In a whistleblower complaint filed by Erez Reuveni, a former senior DOJ lawyer fired after he admitted the government deported Abrego Garcia in error, Reuveni said Emil Bove, at the time Trump’s former criminal defense attorney-turned-deputy attorney general, made clear in a private meeting that the DOJ wouldn’t abide orders if they didn’t feel like it and may “consider telling the courts ’fuck you.’”

Reuveni alleged Ensign lied in court when he told the judge the government didn’t have “many details to share” around the CECOT deportations. He also alleged Ensign used the pretext of national security to deflect and that even when the judge agreed to pull attorneys aside privately in court to discuss the sensitive details, Ensign said he did not “personally” have the information requested.

That came, according to Reuveni, right after Bove’s instructions that the DOJ may choose to ignore court orders.

Reuveni was eventually fired in April 2025. Ensign remains the deputy assistant attorney general for the Office of Immigration and continues to handle a large volume of immigration cases.

“Those decisions went off like a bomb in the civil division of the DOJ,” Powell said. “I was still there at the time, and that was the last and final straw for me.”
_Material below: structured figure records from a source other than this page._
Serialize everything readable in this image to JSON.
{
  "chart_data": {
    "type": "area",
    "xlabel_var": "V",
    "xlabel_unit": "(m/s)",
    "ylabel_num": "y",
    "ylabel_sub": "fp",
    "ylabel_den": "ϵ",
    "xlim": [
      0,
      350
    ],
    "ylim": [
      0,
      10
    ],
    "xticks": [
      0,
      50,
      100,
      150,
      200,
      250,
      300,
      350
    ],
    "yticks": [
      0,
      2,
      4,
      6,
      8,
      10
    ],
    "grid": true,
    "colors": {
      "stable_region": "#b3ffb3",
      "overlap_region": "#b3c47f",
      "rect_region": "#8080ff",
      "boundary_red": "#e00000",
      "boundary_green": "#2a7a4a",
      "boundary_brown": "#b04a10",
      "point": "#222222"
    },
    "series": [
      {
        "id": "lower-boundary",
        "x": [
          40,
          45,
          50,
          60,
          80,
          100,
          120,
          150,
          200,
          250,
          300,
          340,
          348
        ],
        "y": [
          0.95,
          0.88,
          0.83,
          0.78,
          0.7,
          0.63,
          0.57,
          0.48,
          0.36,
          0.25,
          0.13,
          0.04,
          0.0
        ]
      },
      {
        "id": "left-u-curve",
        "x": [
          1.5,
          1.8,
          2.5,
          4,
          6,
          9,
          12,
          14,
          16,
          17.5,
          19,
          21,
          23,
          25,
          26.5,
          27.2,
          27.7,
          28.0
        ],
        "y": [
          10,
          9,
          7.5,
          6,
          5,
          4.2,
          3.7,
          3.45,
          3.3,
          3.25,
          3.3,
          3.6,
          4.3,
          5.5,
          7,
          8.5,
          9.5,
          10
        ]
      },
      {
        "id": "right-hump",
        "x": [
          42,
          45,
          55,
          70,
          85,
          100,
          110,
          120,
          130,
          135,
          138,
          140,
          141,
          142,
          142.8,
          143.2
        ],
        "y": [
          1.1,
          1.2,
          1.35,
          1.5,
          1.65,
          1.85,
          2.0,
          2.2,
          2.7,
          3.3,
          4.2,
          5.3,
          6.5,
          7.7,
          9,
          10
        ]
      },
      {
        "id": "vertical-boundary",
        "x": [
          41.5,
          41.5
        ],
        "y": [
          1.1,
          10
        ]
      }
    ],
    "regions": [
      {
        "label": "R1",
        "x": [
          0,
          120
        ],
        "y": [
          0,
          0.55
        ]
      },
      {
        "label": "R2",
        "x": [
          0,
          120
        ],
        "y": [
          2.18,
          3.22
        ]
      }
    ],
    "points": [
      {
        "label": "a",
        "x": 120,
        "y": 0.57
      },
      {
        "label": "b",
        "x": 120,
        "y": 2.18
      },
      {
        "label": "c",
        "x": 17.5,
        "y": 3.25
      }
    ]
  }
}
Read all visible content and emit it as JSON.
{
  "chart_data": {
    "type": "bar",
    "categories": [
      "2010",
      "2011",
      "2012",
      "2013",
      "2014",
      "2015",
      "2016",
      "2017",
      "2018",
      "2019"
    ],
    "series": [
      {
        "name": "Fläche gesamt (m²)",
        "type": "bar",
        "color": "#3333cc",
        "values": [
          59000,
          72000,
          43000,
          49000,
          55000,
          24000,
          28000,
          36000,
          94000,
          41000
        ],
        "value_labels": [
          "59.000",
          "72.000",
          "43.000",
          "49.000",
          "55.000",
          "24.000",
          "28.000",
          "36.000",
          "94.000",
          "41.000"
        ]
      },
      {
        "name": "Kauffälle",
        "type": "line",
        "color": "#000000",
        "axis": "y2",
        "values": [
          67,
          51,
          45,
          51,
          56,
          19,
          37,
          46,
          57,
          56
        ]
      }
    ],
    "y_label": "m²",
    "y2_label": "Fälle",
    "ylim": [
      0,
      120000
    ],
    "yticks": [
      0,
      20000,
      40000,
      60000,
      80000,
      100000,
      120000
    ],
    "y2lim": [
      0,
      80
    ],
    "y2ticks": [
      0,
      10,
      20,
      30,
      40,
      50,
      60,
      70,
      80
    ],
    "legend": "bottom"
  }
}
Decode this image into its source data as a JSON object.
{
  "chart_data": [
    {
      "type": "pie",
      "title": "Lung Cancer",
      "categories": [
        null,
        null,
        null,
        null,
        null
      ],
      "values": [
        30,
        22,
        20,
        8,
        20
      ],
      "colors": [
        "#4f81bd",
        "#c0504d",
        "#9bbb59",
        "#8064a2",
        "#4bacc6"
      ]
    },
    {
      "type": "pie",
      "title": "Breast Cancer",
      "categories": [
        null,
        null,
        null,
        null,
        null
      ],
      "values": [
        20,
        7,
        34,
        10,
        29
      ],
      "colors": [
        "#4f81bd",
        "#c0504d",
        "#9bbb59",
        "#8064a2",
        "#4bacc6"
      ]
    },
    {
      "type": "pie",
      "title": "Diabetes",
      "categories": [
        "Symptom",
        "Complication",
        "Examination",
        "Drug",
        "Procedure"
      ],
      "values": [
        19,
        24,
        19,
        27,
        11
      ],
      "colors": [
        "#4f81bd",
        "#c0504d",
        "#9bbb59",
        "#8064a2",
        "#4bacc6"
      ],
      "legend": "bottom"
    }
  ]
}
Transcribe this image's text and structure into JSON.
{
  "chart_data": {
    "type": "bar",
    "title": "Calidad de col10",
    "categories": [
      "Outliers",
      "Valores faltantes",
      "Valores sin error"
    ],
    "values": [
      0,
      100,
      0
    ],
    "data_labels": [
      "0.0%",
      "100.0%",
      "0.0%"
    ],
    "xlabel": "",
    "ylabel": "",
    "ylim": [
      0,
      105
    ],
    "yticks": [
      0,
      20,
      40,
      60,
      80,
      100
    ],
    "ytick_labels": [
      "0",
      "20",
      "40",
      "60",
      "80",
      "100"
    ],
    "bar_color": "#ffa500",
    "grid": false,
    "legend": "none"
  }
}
A DOJ spokesperson said the allegations against Ensign were “laughably false” and “nothing more than a half-hearted, bad-faith ploy for publicity.”

“The DOJ as an institution has lost credibility,” Powell said. “The politicization of the department, its decisions, public statements, what appear to be outright lies and defiance of court orders in multiple cases, means that those presumptions the government has long relied upon are falling by the wayside. Judges who believed what a career attorney or a political official told them without pause a few years ago have developed an intense skepticism.”

“It’s terrible for public service, it’s terrible for the department, it’s terrible for the American people. … It’s all heartbreaking for those of us who are refugees from the department, watching its dissolution,” she said.